Greenfield / Meatless Monday

While the growing appetite for veganism is great for the environment, it doesn’t bode well for butchers. In fact, 39% of Americans and 43% of Canadians are actively trying to reduce the amount of meat in their diet, according to Nielsen. But instead of grumbling over people’s dietary shifts, Canadian meat brand Greenfield Natural Meat Co joined the movement and worked with Havas Canada to encourage customers to skip meat on Mondays. Just like Patagonia’s Don’t Buy This Jacket, this campaign took guts (not literally). But it also put Greenfield in a powerful position. The Canadian butcher sells high-quality meat that’s more expensive but more responsible. So the brand gave Canadians the incentive and the extra cash to invest in a slightly more luxurious pork chop, because consumers who only have to budget for six days of meat eating per week will be able to afford a better-quality product.

Absolut / The Vodka With Nothing to Hide
 
Nudity became a hilarious and visually arresting metaphor for transparency in Absolut’s The Vodka With Nothing to Hide campaign. Created by BBH London, the online film parodied employee induction videos and featured a host named Gunnar, who was completely naked save for some shrewd pixilation, giving a tour of Absolut’s factory in Sweden. Audiences learned about the vodka distillation process while being introduced to other real employees from the company – all of whom were in their birthday suits. In a noteworthy departure from the brand’s usual strategy, Absolut stripped back to its roots (quite literally) and succeeded in emphasising a high-quality, ethical and sustainable approach to making vodka.
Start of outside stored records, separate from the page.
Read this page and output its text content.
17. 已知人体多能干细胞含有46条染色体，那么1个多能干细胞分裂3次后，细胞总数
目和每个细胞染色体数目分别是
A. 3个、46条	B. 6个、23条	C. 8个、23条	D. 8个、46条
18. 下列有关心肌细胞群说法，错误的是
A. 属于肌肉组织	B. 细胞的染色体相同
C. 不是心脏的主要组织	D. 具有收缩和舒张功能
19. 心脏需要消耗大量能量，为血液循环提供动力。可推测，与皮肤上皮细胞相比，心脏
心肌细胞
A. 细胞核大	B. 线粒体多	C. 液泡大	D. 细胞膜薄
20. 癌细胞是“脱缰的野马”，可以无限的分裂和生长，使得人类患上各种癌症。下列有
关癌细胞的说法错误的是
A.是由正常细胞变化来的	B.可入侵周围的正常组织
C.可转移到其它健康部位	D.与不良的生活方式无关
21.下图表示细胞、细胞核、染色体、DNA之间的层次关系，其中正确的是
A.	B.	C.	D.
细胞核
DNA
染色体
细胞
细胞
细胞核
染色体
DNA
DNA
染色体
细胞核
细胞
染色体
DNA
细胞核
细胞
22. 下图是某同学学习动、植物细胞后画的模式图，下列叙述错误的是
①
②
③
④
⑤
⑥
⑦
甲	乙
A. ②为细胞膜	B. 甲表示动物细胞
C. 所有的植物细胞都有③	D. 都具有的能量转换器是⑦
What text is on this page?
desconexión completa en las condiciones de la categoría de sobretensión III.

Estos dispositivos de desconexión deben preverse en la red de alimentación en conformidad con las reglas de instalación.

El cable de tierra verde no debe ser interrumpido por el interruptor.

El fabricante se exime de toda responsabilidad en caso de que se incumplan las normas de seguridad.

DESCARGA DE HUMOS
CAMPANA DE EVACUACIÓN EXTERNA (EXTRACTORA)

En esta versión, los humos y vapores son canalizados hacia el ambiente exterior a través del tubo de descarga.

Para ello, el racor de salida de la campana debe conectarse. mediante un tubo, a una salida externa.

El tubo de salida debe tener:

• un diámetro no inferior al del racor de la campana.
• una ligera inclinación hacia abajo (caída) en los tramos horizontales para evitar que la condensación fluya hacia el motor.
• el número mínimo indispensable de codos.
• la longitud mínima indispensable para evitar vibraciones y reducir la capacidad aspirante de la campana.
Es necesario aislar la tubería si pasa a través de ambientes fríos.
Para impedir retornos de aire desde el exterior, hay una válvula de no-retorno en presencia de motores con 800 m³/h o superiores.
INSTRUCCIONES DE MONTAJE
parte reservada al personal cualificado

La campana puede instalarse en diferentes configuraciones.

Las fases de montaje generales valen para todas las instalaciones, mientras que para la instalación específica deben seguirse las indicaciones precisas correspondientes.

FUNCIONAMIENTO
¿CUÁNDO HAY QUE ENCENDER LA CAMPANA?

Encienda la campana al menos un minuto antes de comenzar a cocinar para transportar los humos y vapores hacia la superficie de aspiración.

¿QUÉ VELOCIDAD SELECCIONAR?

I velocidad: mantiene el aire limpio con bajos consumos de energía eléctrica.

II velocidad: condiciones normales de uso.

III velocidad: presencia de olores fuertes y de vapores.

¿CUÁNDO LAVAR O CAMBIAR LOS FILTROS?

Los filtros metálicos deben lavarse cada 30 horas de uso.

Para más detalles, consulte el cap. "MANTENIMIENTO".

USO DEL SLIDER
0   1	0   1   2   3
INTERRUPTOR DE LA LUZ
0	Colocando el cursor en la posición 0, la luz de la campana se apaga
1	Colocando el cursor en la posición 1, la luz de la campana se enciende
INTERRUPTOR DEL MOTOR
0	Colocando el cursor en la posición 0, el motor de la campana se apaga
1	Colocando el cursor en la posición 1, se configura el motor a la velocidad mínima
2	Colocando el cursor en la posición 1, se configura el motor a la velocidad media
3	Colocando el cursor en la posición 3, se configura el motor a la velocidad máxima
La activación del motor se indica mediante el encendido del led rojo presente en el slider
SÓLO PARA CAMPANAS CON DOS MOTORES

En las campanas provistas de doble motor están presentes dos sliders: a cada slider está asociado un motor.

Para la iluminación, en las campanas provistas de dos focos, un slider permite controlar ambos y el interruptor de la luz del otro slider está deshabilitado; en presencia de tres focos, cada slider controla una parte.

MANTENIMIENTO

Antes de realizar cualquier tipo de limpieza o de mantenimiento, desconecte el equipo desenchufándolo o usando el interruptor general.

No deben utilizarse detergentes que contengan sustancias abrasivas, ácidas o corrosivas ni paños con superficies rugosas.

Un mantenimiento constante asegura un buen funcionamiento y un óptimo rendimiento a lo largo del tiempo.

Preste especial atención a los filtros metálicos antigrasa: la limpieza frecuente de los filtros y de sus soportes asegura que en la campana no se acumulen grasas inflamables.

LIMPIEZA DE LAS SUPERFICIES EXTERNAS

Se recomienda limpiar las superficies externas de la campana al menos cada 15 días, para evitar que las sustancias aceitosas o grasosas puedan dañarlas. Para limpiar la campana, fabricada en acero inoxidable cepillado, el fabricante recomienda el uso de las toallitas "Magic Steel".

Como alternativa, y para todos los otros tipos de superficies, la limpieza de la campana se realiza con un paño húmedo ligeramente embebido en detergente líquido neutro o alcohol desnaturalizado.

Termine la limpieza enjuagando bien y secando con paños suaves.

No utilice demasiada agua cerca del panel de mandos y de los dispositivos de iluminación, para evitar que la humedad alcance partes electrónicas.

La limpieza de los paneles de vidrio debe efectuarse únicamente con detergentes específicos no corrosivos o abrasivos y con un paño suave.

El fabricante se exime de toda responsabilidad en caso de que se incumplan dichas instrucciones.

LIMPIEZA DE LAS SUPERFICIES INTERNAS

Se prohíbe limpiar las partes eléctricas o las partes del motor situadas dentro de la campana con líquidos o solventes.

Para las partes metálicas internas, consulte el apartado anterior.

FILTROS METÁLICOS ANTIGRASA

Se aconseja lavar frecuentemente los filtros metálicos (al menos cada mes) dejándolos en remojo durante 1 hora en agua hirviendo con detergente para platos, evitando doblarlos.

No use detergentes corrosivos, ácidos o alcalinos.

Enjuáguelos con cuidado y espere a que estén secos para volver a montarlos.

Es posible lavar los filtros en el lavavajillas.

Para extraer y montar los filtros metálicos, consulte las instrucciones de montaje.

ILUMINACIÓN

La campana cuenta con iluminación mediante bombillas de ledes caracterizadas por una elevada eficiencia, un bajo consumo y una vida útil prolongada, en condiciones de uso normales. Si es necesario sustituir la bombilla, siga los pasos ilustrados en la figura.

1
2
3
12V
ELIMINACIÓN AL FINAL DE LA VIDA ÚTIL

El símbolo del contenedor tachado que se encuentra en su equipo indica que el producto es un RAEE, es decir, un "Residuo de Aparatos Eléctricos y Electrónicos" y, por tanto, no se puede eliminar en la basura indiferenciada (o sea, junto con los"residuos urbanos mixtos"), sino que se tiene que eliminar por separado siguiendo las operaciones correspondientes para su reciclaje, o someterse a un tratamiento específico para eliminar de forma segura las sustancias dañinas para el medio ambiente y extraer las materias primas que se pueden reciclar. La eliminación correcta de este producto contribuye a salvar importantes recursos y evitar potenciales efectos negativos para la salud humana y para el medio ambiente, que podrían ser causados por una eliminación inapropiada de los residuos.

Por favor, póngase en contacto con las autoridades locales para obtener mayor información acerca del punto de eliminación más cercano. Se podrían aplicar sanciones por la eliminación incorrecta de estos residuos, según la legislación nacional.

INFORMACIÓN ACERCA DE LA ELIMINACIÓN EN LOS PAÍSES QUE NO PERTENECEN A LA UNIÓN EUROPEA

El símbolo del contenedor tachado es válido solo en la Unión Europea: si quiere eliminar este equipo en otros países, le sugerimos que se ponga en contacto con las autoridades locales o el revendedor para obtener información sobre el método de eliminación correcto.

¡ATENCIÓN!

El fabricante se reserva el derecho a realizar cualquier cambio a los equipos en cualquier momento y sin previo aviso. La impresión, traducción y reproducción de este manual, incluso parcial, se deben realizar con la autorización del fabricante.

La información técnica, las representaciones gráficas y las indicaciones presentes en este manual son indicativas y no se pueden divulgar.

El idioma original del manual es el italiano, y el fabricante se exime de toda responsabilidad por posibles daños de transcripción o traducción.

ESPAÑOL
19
Consumer research firm Label Insight claims that 94% of people are likely to be loyal to a brand that offers complete transparency. Absolut tapped into this after understanding it could afford to be transparent as its practices would likely meet the approval of its target audience. The campaign attracted more than 7 million views online.

 

Carlings / Neo-Ex

One in ten Brits returns clothes after they snapped themselves wearing the garments on social media, according to Barclaycard research. Others don’t send the clothes back, relying on cheap, fast fashion to keep their wardrobes and social feeds fresh. To combat this overconsumption and send a message about the damage it’s doing to the environment, Norwegian clothing brand Carlings released a digital collection. When customers buy an item from the 19-piece Neo-Ex collection, they must also supply a photograph of themselves. One of Carlings’ 3D tailors then alters the image to add the garment, giving the buyer something to share on social media but without the environmental impact. Real futuristic. So it’s no surprise Carlings hired Perl, a virtual influencer, to promote the campaign. This is exactly what we geek out over at Contagious: a technological innovation that solves a real problem without asking consumers to compromise. The campaign was created Virtue Nordic.